It’s Rosie with a Z.
Even comedian Rosie O’Donnell can’t quite believe she’s on stage with Broadway legend Liza Minnelli this rainy Tuesday morning. The two performers are rehearsing City Lights, which opens Rosie Live, an NBC variety special hosted by O’Donnell that’s airing tonight (8 p.m. ET/PT).
During rehearsals, the two women shimmy across a Midtown stage working on a tune Minnelli hasn’t sung in 30 years.
“Brightly lit by pretty city lights!” the two women sing in tandem. “Love those city lights.”
“Good,” O’Donnell says, nodding to Minnelli after they complete their duet.
On stage, O’Donnell, 46, is both practical and comical. “It’s gonna be a very gay show, whether they know it or not. Gay is the new black — or at least the new pink,” O’Donnell quips to the backup dancers and crew.
In fact, Rosie Live is meant to be neither political or controversial. It’s an hour-long show featuring performances from Alanis Morissette, Clay Aiken, Gloria Estefan and 30 Rock’s Jane Krakowski. If the special does well, it could become a series.

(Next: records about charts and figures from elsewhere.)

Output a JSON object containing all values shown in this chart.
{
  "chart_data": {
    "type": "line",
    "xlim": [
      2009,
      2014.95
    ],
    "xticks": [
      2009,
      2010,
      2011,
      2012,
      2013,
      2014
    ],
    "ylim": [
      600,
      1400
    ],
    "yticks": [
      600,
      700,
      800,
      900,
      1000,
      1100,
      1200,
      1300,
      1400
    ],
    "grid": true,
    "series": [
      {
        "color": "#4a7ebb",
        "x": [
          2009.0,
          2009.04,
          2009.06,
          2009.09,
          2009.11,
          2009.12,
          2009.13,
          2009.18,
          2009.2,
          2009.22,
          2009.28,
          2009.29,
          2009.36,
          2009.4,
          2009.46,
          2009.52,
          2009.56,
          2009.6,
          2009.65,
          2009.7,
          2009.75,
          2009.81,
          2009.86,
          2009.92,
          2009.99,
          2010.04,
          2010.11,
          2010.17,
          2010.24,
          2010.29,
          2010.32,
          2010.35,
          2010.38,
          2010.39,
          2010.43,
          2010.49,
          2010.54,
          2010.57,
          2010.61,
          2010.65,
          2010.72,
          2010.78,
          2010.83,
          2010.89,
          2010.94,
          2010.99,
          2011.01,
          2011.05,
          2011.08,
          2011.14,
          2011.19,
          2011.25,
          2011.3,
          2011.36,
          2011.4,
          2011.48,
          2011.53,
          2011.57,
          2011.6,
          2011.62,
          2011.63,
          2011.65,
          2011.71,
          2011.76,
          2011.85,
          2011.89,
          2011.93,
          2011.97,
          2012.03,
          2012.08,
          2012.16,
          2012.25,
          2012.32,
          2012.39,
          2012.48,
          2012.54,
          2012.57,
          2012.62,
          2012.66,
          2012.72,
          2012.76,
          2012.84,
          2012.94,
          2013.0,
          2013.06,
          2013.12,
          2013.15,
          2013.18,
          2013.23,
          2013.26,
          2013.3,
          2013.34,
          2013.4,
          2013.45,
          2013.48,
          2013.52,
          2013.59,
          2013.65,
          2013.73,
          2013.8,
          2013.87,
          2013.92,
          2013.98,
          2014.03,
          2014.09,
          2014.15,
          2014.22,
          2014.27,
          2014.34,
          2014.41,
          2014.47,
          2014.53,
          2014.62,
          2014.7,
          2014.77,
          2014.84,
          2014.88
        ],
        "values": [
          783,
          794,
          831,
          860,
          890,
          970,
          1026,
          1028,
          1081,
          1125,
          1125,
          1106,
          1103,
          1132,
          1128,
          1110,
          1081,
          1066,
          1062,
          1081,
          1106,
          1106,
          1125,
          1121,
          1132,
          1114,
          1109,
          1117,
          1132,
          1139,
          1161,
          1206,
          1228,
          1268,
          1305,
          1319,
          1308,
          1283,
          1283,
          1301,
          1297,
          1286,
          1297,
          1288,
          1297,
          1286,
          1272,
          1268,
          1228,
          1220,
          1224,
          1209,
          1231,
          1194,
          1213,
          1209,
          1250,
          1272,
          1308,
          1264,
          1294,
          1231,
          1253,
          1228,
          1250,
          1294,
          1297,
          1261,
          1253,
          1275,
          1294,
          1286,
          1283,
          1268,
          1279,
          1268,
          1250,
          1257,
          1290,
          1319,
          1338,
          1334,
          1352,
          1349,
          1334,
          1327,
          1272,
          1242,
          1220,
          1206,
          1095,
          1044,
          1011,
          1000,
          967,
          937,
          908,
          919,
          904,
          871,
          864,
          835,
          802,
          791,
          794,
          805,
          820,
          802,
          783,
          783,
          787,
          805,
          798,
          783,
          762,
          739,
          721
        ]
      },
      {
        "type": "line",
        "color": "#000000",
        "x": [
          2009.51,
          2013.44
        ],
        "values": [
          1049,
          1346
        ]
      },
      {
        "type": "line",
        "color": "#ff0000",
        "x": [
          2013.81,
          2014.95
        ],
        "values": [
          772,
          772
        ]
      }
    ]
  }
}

“It’s like being shot out of a cannon. Tomorrow is going to be fantastic. I’m so nervous!” Krakowski says after a second performance of her number, a parody of You Gotta Get a Gimmick.
Those who work with O’Donnell say she’s a perfectionist.
“For her, it’s all about surrounding herself with people she likes and trusts,” says Rosie Live executive producer David Friedman. “She’s got a million ideas. Everyone says that (she’s difficult), but she knows what she wants to do and she wants people around her who can execute and work hard. There is nothing difficult about her.”
For O’Donnell, who made headlines for her contentious relationship with her former View co-host Barbara Walters, the variety special is the realization of a longtime goal.
“This is a dream job. Once a week, you get to play with the people you love and admire. You don’t have to rush for commercials,” she says during a rehearsal break. “I grew up watching variety shows. I don’t really have the stamina or hunger that I did to perform every day, five days a week. It was a lot of time and a lot of public attention. This is the kind of show that is like doing a Broadway show — but you don’t have to do eight a week. Eight a week, with four children, is very difficult.”
Her children — Parker, 13, Chelsea, 11, Blake, 8, and Vivienne, 5 — with partner Kelli Carpenter will attend the show. Is O’Donnell, who has been very vocal about the perils of fame, concerned about being back in the spotlight?
“It’s the right amount for me. I had the show in daytime for six years and there was no controversy, besides the Tom Selleck and NRA thing,” she says.
“Although I seem to be an incendiary soul recently, a lot of it was due to the fact that I was on a program which encouraged you to speak your feelings — and I did. And some of those, at the time I spoke them, were controversial. They seem to have come more into favor.”
Does she ever watch The View?
“I haven’t really since I left. When I hear something crazy, I have to see,” she says. As for the latest Walters brouhaha, in which Walters commented on “ladies” who criticize the show, “I didn’t see that until it was on YouTube, truthfully. I didn’t watch it live. You know. It’s a hard thing.”